I have one brand new 'spare' pole, the partner to the other one I bought from you, Pete, at Union Glacier, waiting my return! Geeeeee!

Ok, hope the detail wasn't boring... Tthis is my life at the moment, and writing this helps me prepare for the VIP day ahead! The wind is still blowing outside, strangely it makes music as it whistes through my tent guy lines, but I'm snug in my tent!



  1. Good job Howard.

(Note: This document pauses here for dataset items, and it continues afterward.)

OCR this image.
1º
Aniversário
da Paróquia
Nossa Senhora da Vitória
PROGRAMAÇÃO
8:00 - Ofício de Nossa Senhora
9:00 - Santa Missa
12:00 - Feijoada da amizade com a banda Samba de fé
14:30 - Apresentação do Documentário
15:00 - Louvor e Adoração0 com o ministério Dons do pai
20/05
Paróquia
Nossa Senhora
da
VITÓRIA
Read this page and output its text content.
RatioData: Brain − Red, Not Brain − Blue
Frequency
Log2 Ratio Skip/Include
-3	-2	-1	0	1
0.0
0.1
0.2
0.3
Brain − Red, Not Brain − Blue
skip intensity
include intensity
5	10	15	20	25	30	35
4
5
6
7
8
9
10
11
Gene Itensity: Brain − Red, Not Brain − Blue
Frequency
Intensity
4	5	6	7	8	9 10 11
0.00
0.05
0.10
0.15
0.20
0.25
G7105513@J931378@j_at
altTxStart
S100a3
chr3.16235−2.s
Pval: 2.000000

Not only are you one of the fastest teams on the ice this year, you're writing the longest and most interesting blog posts! Thousands of km over on the other side of the continent Sebastian Copeland had a very similar incident with a favoured old ski from a past trip breaking early on, needing replacement. I never found Antarctica to be particularly sentimental to human frailty. Or gear frailty, for that matter :-) Burn hard, soak it up, you only get one first time. D

  2. Broken poles great, that's what makes it an adventure. Now you are in it, this is what brings out the best in you!


  3. Hi Howard,
    Interesting thoughts on mother nature.Well done on the distance.Good story on the pole.In great mind space with the goal.